GlobalizeEd: A Multimodal Translation System that Preserves Speaker Identity in Academic Lectures

TL;DR

GlobalizeEd tackles the challenge of translating academic lectures while preserving speaker identity and enabling tone-appropriate culture-aware delivery. The authors implement a multimodal pipeline that combines segment-wise LLM-driven translation with accent-preserving voice cloning and diffusion-based lip synchronization, augmented by duration alignment and a user-centric interface. In a mixed-methods study with 18 instructors and 18 students, the system reduces cognitive load and enhances engagement compared to traditional subtitles, while maintaining learning effectiveness similar to high-quality subtitles. The work provides a practical, user-centered AI framework for cross-cultural education, demonstrating how linguistic fidelity, cultural adaptability, and user control can yield more inclusive global learning experiences.

Abstract

A large amount of valuable academic content is only available in its original language, creating a significant access barrier for the global student community. This is a challenge for translating in several subjects, such as history, culture, and the arts, where current automated subtitle tools fail to convey the appropriate pedagogical tone and specialized meaning. In addition, reading traditional automated subtitles increases cognitive load and leads to a disconnected learning experience. Through a mixed-methods study involving 36 participants, we found that GlobalizeEds dubbed formats significantly reduce cognitive load and offer a more immersive learning experience compared to traditional subtitles. Although learning effectiveness was comparable between high-quality subtitles and dubbed formats, both groups valued GlobalizeEds ability to preserve the speakers voice, which enhanced perceived authenticity. Instructors rated translation accuracy and vocal naturalness, whereas students reported that synchronized, identity-preserving outputs fostered engagement and trust. This work contributes a novel human-centered AI framework for cross-lingual education, demonstrating how multimodal translation systems can balance linguistic fidelity, cultural adaptability, and user control to create more inclusive global learning experiences.

Paper Structure

This paper contains 41 sections, 7 figures, 2 tables.

Figures (7)

  • Figure 1: The AI system architecture of the GlobalizeEd multimodal translation pipeline.
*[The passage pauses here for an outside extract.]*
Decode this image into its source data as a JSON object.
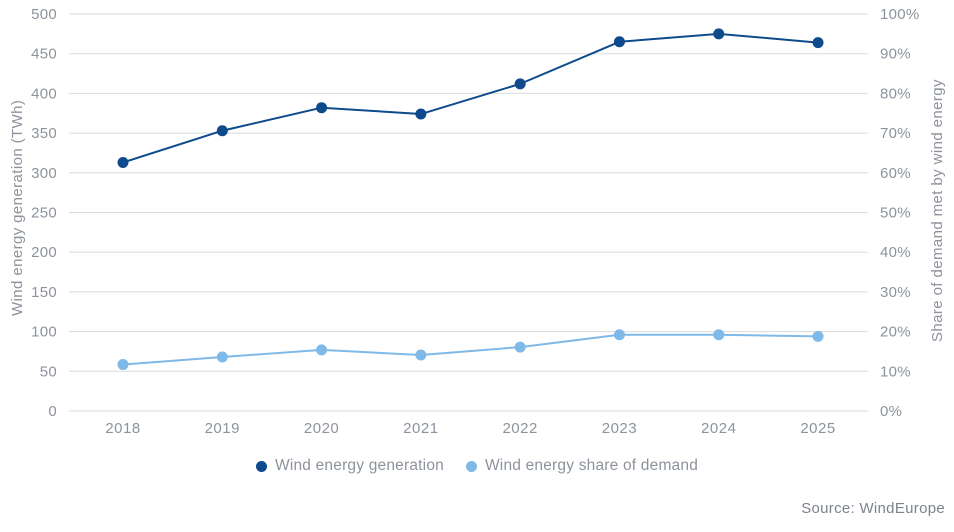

The input video is analyzed to separate its components: the speaker's voice, background audio, and the video stream. The voice is transcribed via Speech-to-Text, and an LLM translates the resulting transcript. The translated transcript is then put through the Text-to-Speech, which mimics the original voice accent to produce a new audio. This new audio and the original video stream are then fed into a lip-sync module to generate synchronized mouth movements. Finally, all components of the background audio, the translated voice, and the lip-synced video are combined to produce the final dubbed video output.
  • Figure 2: The user interface of the GlobalizeEd prototype. The interface is composed of three main panels: (a) a video preview window, (b) an AI Tools panel that guides the user through the step-by-step translation, and lipsync process, and (c) a timeline editor. The timeline view visualizes the separated multimodal tracks, including: video, vocal, background audio, transcript, and the translated transcript fine-grained control and visibility over the process.
  • Figure 3: The technical architecture of GlobalizeEd. The user interacts with the Frontend Layer, which communicates with the Backend API Layer through REST APIs. The backend acts as an orchestrator, calling internal AI services as needed. All components interact with a central Database/Storage layer for data persistence and asset management.
  • Figure 4: Feature Importance Rankings. The violin plots show the distribution of importance scores for five system features, as ranked by the instructors (1=Least Important, 5=Most Important).
  • Figure 5: Teacher Assessment Score Distribution. The violin plots show the distribution of instructor ratings (1-5) for the system across six metrics. The dashed line represents the 4.0 agreement threshold.